The crassest and most conspicuous of those considerations, of course, is rooted in arithmetic: A 12-team format would almost certainly make the College Football Playoff a mightier financial force than the N.C.A.A.’s Division I men’s basketball tournament. Although the N.C.A.A. is so discombobulated that it has a former Pentagon chief, Robert M. Gates, leading an effort to rewrite its constitution, it is still scheduled to pull in more than $870 million from television rights tied to the coming season’s men’s basketball tournament.

ESPN’s existing college football deal, a 12-year agreement for more than $5.6 billion that ends following the 2025 season, covers three playoff games per season. Executives have figured that a refashioned playoff with 12 teams and 11 games a season would fetch more than $1 billion a year in television rights. Navigate, a sports business consultancy, has gone as far to predict that such an expanded format would give the playoff more than $2 billion in annual income, including ticketing and sponsorships.

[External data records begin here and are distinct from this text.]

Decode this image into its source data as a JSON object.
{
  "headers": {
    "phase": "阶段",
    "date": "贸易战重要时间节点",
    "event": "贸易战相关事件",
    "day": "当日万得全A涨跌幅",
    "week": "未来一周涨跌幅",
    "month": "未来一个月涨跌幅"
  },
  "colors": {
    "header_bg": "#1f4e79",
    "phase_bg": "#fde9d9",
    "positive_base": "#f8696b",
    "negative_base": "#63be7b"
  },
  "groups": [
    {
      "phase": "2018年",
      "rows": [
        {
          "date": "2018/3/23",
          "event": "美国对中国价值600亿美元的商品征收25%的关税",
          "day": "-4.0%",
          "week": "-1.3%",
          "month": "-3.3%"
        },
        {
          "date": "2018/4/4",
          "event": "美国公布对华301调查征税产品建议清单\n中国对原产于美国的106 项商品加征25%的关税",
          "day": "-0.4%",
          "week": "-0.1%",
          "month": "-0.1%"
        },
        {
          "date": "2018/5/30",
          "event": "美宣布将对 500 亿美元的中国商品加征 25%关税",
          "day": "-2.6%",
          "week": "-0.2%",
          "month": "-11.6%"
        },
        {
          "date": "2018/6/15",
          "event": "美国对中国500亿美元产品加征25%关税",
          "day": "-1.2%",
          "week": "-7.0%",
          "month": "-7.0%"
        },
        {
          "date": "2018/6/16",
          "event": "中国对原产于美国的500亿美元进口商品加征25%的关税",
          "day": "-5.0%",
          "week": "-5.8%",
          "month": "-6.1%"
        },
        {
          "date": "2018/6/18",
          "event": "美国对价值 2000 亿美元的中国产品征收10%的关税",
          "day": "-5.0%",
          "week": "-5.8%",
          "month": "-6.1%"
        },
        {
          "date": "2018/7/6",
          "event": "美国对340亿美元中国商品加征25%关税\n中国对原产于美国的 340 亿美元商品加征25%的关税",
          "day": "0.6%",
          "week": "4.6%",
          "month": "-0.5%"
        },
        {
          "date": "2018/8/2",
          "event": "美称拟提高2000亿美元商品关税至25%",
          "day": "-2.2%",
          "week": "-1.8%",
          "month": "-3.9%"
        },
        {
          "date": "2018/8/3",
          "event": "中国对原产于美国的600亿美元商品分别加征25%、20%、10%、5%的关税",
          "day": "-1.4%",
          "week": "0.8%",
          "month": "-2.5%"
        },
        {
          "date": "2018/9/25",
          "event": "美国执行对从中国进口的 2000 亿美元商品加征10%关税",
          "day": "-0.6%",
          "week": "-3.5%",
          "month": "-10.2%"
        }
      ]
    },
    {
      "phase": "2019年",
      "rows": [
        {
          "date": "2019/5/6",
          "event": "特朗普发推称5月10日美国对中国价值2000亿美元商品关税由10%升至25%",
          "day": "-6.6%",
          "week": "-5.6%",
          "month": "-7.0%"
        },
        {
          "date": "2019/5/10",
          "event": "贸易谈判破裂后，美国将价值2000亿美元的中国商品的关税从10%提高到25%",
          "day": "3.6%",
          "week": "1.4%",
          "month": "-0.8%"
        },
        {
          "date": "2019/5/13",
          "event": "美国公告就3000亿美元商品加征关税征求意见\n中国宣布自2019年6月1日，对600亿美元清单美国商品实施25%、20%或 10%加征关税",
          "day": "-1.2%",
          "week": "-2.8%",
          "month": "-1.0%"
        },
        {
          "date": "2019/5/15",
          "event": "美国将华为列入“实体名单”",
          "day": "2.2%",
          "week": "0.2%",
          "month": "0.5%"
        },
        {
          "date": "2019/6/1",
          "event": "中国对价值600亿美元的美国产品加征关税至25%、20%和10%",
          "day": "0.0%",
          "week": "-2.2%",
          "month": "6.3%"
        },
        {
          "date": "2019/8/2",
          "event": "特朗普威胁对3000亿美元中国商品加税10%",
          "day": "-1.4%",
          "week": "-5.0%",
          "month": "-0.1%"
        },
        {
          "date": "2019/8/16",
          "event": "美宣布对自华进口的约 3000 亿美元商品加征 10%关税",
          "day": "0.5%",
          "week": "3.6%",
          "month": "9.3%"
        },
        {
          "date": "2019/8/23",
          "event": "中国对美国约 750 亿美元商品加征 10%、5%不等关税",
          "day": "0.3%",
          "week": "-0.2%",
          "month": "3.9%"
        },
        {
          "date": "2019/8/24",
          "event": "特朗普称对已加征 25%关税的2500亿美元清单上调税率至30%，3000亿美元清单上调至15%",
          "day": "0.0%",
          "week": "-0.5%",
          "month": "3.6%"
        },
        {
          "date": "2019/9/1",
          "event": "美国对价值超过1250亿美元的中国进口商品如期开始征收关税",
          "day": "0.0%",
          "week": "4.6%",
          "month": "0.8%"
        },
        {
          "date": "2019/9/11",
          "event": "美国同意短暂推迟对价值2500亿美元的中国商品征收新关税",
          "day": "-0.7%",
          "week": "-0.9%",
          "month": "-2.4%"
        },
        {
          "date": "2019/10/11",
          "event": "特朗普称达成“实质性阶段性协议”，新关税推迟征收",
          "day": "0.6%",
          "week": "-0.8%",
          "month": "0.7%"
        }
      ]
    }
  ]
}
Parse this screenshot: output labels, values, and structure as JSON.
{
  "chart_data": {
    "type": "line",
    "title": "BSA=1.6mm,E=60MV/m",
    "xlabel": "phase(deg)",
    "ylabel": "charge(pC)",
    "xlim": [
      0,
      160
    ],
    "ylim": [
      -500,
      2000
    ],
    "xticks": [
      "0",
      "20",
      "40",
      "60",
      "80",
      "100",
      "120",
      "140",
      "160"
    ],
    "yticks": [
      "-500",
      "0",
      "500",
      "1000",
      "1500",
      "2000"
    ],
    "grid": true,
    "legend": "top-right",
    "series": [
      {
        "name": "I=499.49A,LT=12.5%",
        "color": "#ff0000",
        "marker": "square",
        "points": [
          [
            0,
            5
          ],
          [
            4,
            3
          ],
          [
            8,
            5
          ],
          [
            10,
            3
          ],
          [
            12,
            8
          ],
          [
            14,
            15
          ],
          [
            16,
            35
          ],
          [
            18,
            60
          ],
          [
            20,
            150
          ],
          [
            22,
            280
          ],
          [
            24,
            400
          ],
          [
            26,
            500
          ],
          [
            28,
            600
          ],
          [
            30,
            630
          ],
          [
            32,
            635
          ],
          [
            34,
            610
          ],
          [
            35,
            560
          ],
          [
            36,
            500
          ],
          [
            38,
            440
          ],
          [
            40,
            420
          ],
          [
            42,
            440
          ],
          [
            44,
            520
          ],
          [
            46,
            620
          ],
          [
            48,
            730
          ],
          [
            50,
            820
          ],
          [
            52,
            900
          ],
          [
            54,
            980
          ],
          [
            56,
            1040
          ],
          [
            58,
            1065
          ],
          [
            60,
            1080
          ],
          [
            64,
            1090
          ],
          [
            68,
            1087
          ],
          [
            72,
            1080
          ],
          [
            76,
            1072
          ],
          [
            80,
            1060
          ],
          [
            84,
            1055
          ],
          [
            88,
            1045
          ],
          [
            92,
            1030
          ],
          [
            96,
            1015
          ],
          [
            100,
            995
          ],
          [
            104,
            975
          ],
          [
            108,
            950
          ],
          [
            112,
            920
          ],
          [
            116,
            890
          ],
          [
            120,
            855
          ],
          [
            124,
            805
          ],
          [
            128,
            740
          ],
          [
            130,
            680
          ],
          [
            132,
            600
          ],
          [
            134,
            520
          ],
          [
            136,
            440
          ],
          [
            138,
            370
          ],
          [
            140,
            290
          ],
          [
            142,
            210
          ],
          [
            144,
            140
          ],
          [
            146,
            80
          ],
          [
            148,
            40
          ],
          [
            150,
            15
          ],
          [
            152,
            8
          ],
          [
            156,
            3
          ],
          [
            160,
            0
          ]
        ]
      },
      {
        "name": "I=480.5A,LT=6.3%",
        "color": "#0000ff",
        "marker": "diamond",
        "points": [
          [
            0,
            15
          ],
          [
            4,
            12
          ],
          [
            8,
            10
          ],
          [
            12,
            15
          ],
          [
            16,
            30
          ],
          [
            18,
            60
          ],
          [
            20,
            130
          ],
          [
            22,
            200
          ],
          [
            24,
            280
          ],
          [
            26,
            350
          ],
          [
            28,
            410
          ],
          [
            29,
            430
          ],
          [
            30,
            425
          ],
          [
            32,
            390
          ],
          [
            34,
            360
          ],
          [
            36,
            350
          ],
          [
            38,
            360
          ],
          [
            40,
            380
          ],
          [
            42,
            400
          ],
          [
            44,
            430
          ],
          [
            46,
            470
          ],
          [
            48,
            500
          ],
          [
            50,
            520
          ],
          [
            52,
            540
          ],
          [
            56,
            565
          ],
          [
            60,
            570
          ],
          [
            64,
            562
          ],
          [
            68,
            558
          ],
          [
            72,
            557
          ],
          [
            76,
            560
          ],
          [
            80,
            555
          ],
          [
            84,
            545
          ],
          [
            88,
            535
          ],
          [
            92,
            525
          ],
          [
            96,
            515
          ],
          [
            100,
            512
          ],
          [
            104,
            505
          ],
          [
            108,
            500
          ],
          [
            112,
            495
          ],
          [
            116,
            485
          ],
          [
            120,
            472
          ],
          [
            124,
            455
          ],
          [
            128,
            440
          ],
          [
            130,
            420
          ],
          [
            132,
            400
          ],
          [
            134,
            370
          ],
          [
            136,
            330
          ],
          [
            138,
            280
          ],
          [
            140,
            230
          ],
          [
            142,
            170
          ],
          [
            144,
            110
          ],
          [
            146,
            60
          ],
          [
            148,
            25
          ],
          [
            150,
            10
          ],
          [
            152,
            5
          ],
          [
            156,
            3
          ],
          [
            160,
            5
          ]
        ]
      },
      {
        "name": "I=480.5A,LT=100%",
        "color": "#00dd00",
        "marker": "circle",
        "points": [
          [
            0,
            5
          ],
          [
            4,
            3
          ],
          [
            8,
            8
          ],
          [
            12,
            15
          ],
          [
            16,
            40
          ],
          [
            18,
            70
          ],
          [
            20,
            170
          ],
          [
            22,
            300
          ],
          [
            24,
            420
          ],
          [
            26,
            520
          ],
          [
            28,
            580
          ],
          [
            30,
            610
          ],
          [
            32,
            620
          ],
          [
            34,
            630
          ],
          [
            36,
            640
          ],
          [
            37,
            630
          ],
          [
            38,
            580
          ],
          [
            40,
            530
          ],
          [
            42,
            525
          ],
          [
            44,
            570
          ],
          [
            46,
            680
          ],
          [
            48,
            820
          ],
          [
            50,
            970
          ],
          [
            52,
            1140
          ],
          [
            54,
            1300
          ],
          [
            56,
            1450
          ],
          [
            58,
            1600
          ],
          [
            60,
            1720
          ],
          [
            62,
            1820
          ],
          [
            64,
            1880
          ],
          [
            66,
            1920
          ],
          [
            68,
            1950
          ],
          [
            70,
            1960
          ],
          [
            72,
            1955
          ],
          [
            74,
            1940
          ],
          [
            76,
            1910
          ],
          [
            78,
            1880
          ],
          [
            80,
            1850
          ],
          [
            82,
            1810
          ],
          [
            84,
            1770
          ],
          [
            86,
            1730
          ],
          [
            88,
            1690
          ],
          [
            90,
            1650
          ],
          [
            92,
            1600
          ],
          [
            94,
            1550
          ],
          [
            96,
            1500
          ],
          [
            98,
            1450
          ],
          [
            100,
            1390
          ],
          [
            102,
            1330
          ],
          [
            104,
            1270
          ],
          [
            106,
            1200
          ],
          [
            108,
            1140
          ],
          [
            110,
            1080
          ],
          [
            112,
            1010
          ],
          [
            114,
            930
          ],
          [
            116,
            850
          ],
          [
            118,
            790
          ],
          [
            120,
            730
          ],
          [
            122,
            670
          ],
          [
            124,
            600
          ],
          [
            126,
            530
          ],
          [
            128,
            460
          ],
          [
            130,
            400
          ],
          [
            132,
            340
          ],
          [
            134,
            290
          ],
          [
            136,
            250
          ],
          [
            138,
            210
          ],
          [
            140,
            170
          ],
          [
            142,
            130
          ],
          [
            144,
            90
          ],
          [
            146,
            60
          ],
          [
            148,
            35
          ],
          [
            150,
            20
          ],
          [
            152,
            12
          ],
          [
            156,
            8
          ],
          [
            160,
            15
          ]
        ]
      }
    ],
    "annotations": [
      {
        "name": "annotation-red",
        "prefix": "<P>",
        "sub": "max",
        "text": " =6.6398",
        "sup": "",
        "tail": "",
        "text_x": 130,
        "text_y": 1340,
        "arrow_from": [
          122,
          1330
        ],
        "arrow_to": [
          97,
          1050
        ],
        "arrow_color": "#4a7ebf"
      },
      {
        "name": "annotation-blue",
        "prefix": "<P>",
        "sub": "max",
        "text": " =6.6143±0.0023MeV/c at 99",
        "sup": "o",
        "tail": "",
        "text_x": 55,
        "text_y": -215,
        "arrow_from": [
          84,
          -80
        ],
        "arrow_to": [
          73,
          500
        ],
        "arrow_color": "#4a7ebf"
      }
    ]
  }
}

There is an element of on-field competition in the minds of the sport’s leaders, too.

Just 11 universities have appeared in the playoff since it replaced the Bowl Championship Series in the 2014 season, and most conferences have always or regularly been shut out of college football’s biggest games. No team from the so-called Group of 5 leagues — the American, Conference USA, the Mid-American Conference, the Mountain West Conference and the Sun Belt Conference — has appeared in the playoff.

“Having only four teams in the C.F.P. is a broken system,” George Kliavkoff, the first-year Pac-12 commissioner, said in an interview this month at Ohio Stadium, hours before Oregon upset Ohio State, which played in last season’s national title game after it won the Big Ten championship.

“Just the way it’s set up, it’s designed — and I don’t think it was on purpose or malignant — but it was designed for the rich to get richer,” added Kliavkoff, whose reservations about the expansion proposal that became public in June helped slow its approval. “If you got invited to the C.F.P. in one of the first few years, it makes it easier to recruit, which makes it easier to get back to the C.F.P., which makes it easier to recruit, and it’s a self-fulfilling prophecy.”

(Oregon, now ranked No. 3 in the Associated Press Top 25 poll, reached the debut playoff championship game, but a Pac-12 team has not been in even a semifinal since the 2016 season.)

But Kliavkoff is right that plenty of fans complain about repeatedly seeing the same teams, even if the closest Clemson Coach Dabo Swinney might come to this season’s playoff is as a pregame commentator. And at day’s end, the conferences are juggernauts of marketing and event planning that respond to focus groups and the prospect of bigger television ratings.

The executives also have time on their side — months, at least — to sort out a strategy and soothe hurt feelings and barter themselves back onto the glide path they envisioned in June. A format change taking effect after the ESPN deal’s conclusion could be hashed out a year or two from now; a deadline is still months off even if playoff leaders want a quicker shift, Hancock said.

Indeed, depending on the yardstick and the spinmeister, the power brokers could still act quicker than they did in 2012 to replace the B.C.S. Back then, commissioners, many of whom now watch from retirement as their successors work at the negotiating table, spent six months formally bickering over what became the playoff.

The very same playoff just about everyone is now looking for ways to expand.